Arkeotainmen, museotainmen, astrotainmen, dan sportainmen. Memiliki blog pribadi https://hurahura.wordpress.com (tentang arkeologi) dan https://museumku.wordpress.com (tentang museum)

Selanjutnya

Tutup

Humaniora Artikel Utama

Menulis tentang Arkeologi dan Museum Sesungguhnya "Rekreasi Intelektual"

31 Agustus 2017   20:53 Diperbarui: 11 September 2017   09:08 1950
+
Laporkan Konten
Laporkan Akun
Kompasiana adalah platform blog. Konten ini menjadi tanggung jawab bloger dan tidak mewakili pandangan redaksi Kompas.
Lihat foto
Tulisan saya tentang arkeologi dan museum di Kompas (Dokpri)

Menulis di media cetak berarti menyebarluaskan gagasan atau memberikan informasi. Melalui tulisan seseorang akan mentransfer gagasan atau informasi ke ruang publik.

Dalam media cetak dikenal berbagai jenis tulisan, antara lain berita, feature, dan opini. Berita menjadi ranah wartawan masing-masing media. Tulisan feature bisa dilakukan wartawan atau penulis luar. Tulisan opini hampir selalu diisi penulis luar. Di antara banyak jenis tulisan, tulisan opini dianggap paling bergengsi karena penulis opini rata-rata kaum intelektual dan cendekiawan yang bergelar akademis tinggi.

Redaktur Majalah Tempo L.R. Baskoro mengatakan melalui tulisan opini penulis berusaha mempengaruhi publik dengan tujuan akhir gagasannya diterima atau juga diperdebatkan.

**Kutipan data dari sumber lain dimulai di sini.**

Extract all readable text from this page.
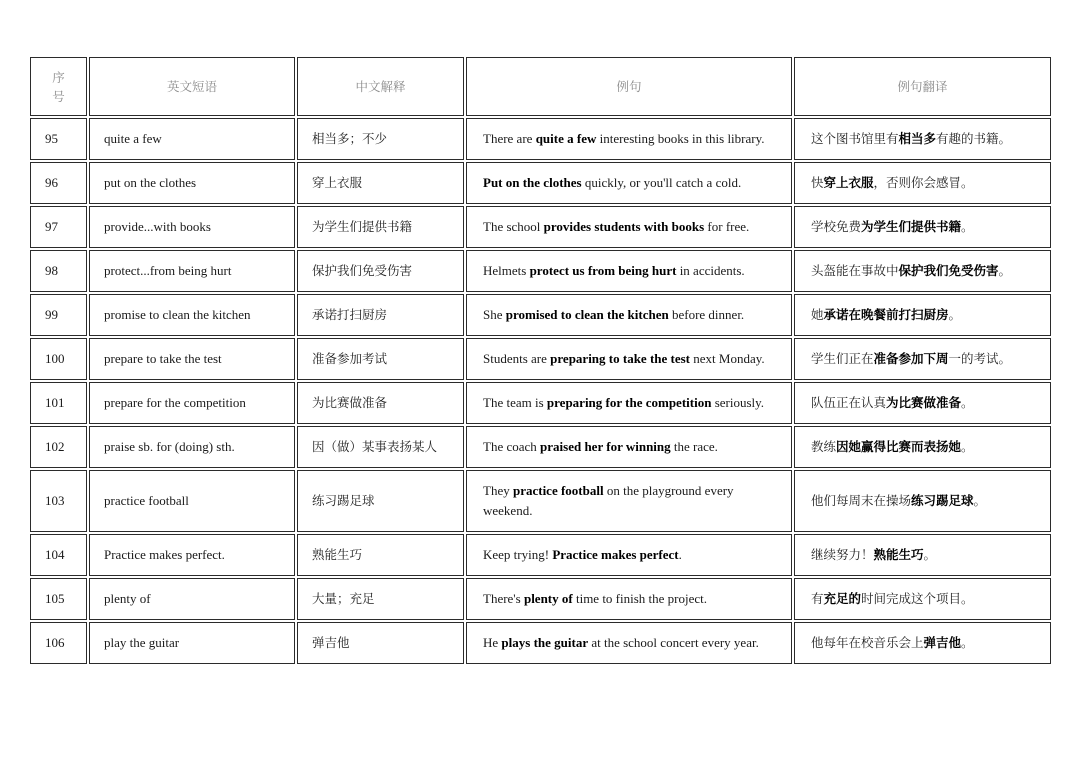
序
号	英文短语	中文解释	例句	例句翻译
95	quite a few	相当多；不少	There are quite a few interesting books in this library.	这个图书馆里有相当多有趣的书籍。
96	put on the clothes	穿上衣服	Put on the clothes quickly, or you'll catch a cold.	快穿上衣服，否则你会感冒。
97	provide...with books	为学生们提供书籍	The school provides students with books for free.	学校免费为学生们提供书籍。
98	protect...from being hurt	保护我们免受伤害	Helmets protect us from being hurt in accidents.	头盔能在事故中保护我们免受伤害。
99	promise to clean the kitchen	承诺打扫厨房	She promised to clean the kitchen before dinner.	她承诺在晚餐前打扫厨房。
100	prepare to take the test	准备参加考试	Students are preparing to take the test next Monday.	学生们正在准备参加下周一的考试。
101	prepare for the competition	为比赛做准备	The team is preparing for the competition seriously.	队伍正在认真为比赛做准备。
102	praise sb. for (doing) sth.	因（做）某事表扬某人	The coach praised her for winning the race.	教练因她赢得比赛而表扬她。
103	practice football	练习踢足球	They practice football on the playground every weekend.	他们每周末在操场练习踢足球。
104	Practice makes perfect.	熟能生巧	Keep trying! Practice makes perfect.	继续努力！熟能生巧。
105	plenty of	大量；充足	There's plenty of time to finish the project.	有充足的时间完成这个项目。
106	play the guitar	弹吉他	He plays the guitar at the school concert every year.	他每年在校音乐会上弹吉他。
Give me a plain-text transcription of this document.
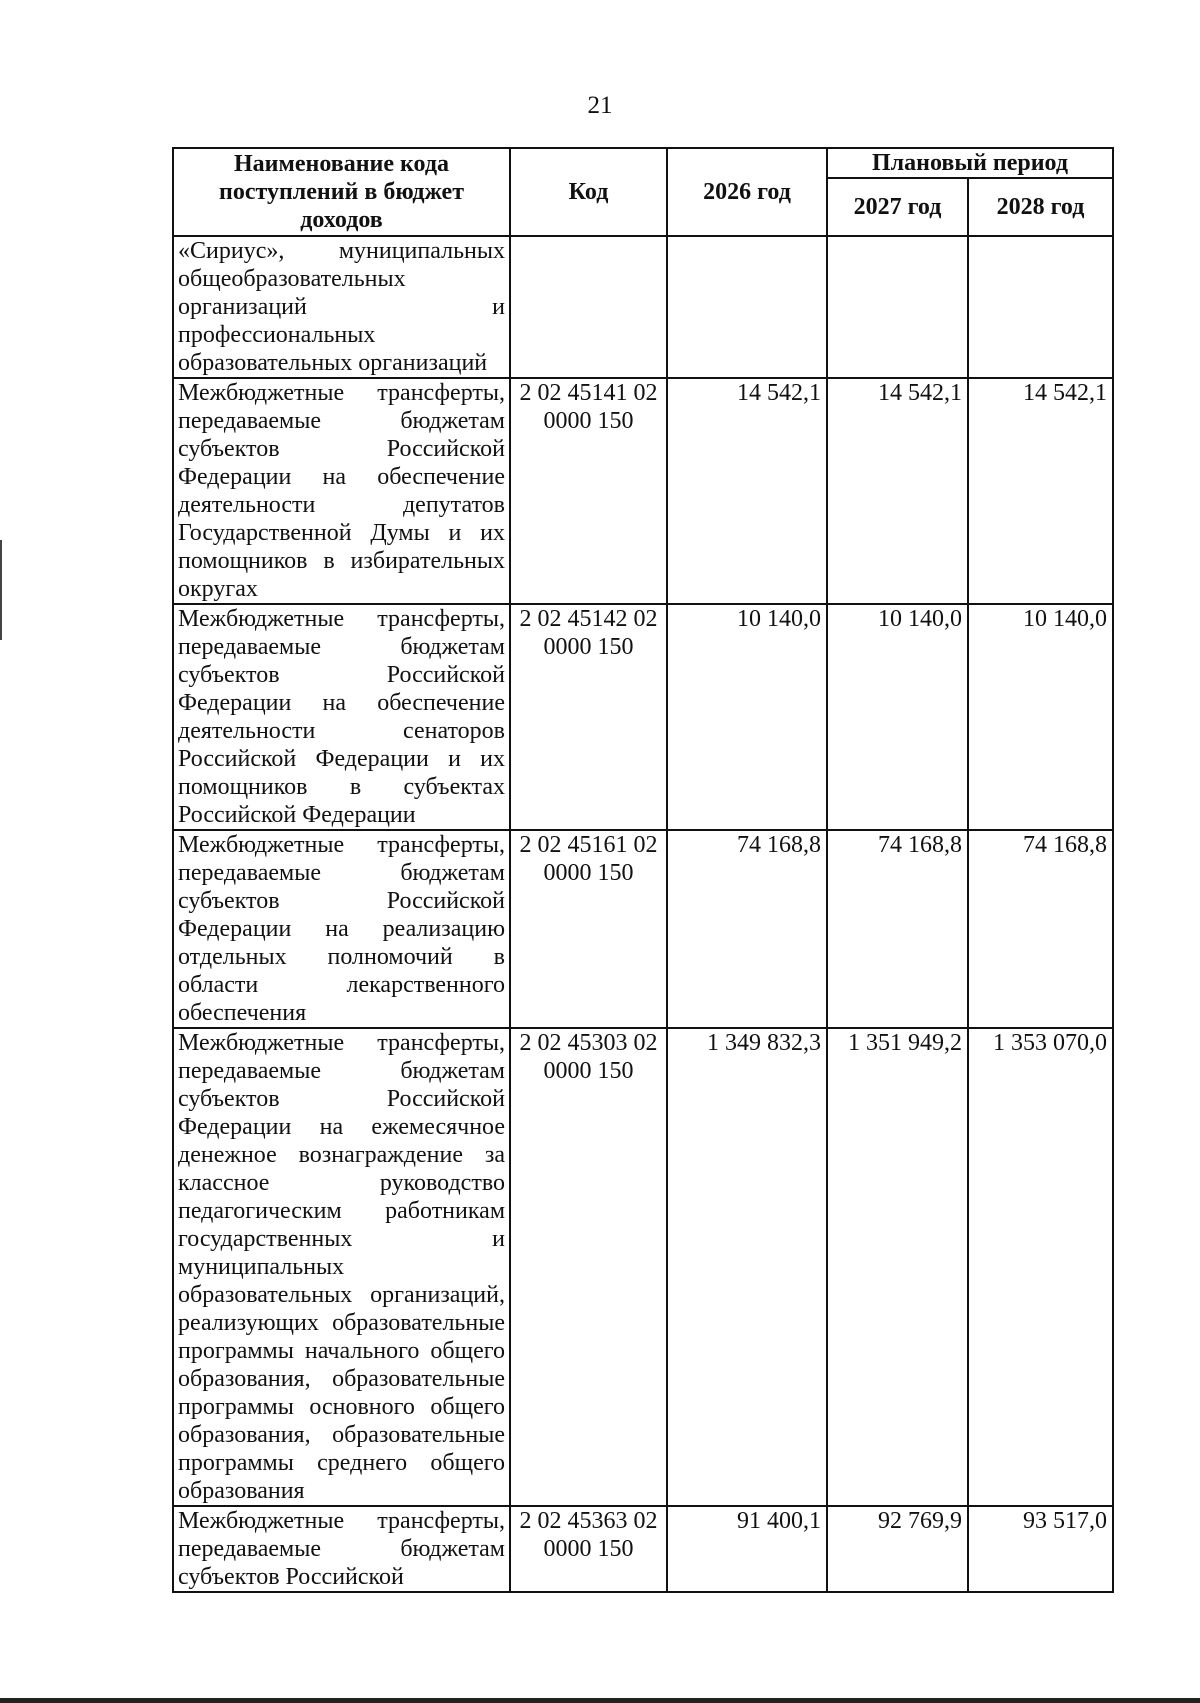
21
Наименование кода поступлений в бюджет доходов	Код	2026 год	Плановый период	
			2027 год	2028 год
«Сириус», муниципальных общеобразовательных организаций и профессиональных образовательных организаций				
Межбюджетные трансферты, передаваемые бюджетам субъектов Российской Федерации на обеспечение деятельности депутатов Государственной Думы и их помощников в избирательных округах	2 02 45141 02 0000 150	14 542,1	14 542,1	14 542,1
Межбюджетные трансферты, передаваемые бюджетам субъектов Российской Федерации на обеспечение деятельности сенаторов Российской Федерации и их помощников в субъектах Российской Федерации	2 02 45142 02 0000 150	10 140,0	10 140,0	10 140,0
Межбюджетные трансферты, передаваемые бюджетам субъектов Российской Федерации на реализацию отдельных полномочий в области лекарственного обеспечения	2 02 45161 02 0000 150	74 168,8	74 168,8	74 168,8
Межбюджетные трансферты, передаваемые бюджетам субъектов Российской Федерации на ежемесячное денежное вознаграждение за классное руководство педагогическим работникам государственных и муниципальных образовательных организаций, реализующих образовательные программы начального общего образования, образовательные программы основного общего образования, образовательные программы среднего общего образования	2 02 45303 02 0000 150	1 349 832,3	1 351 949,2	1 353 070,0
Межбюджетные трансферты, передаваемые бюджетам субъектов Российской	2 02 45363 02 0000 150	91 400,1	92 769,9	93 517,0
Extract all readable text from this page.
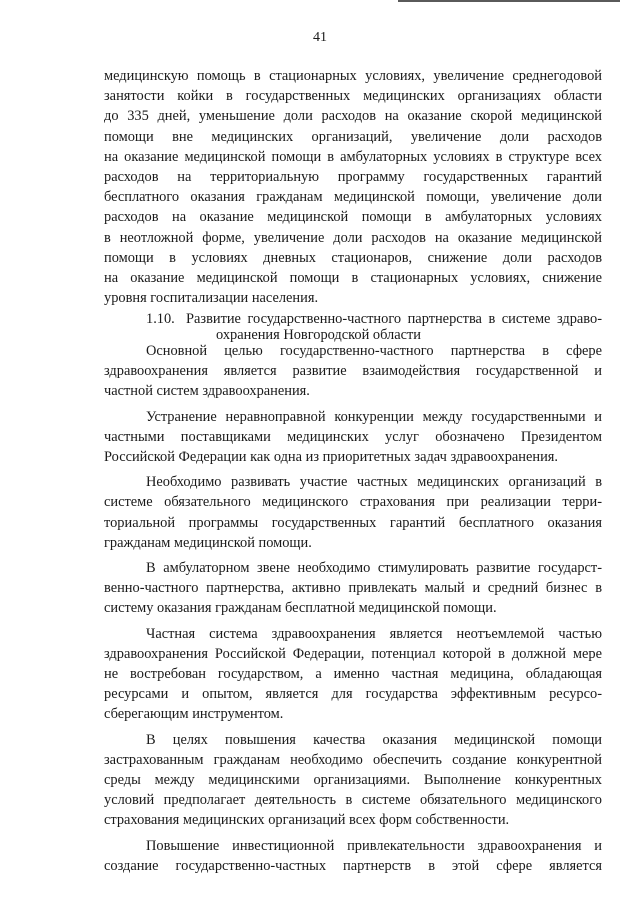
41
медицинскую помощь в стационарных условиях, увеличение среднегодовой
занятости койки в государственных медицинских организациях области
до 335 дней, уменьшение доли расходов на оказание скорой медицинской
помощи вне медицинских организаций, увеличение доли расходов
на оказание медицинской помощи в амбулаторных условиях в структуре всех
расходов на территориальную программу государственных гарантий
бесплатного оказания гражданам медицинской помощи, увеличение доли
расходов на оказание медицинской помощи в амбулаторных условиях
в неотложной форме, увеличение доли расходов на оказание медицинской
помощи в условиях дневных стационаров, снижение доли расходов
на оказание медицинской помощи в стационарных условиях, снижение
уровня госпитализации населения.
1.10. Развитие государственно-частного партнерства в системе здраво-
охранения Новгородской области
Основной целью государственно-частного партнерства в сфере
здравоохранения является развитие взаимодействия государственной и
частной систем здравоохранения.
Устранение неравноправной конкуренции между государственными и
частными поставщиками медицинских услуг обозначено Президентом
Российской Федерации как одна из приоритетных задач здравоохранения.
Необходимо развивать участие частных медицинских организаций в
системе обязательного медицинского страхования при реализации терри-
ториальной программы государственных гарантий бесплатного оказания
гражданам медицинской помощи.
В амбулаторном звене необходимо стимулировать развитие государст-
венно-частного партнерства, активно привлекать малый и средний бизнес в
систему оказания гражданам бесплатной медицинской помощи.
Частная система здравоохранения является неотъемлемой частью
здравоохранения Российской Федерации, потенциал которой в должной мере
не востребован государством, а именно частная медицина, обладающая
ресурсами и опытом, является для государства эффективным ресурсо-
сберегающим инструментом.
В целях повышения качества оказания медицинской помощи
застрахованным гражданам необходимо обеспечить создание конкурентной
среды между медицинскими организациями. Выполнение конкурентных
условий предполагает деятельность в системе обязательного медицинского
страхования медицинских организаций всех форм собственности.
Повышение инвестиционной привлекательности здравоохранения и
создание государственно-частных партнерств в этой сфере является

"Karena itulah, menulis opini sesungguhnya adalah melakukan 'rekreasi intelektual': mengasah otak, menajamkan pikiran, menantang munculnya ide-ide baru, juga menantang pendapat orang dengan argumentasi yang siap untuk diperdebatkan," demikian Baskoro sebagaimana saya kutip dari sini.

Gengsi
Di antara berbagai media cetak di Indonesia, menulis opini di media nasional, artinya yang terbit di Jakarta, dianggap bergengsi. Yang dianggap paling bergengsi tentu saja harian Kompas. Soalnya, Kompas memiliki tiras terbanyak. Persebarannya pun ke seluruh tanah air, termasuk lewat media daring.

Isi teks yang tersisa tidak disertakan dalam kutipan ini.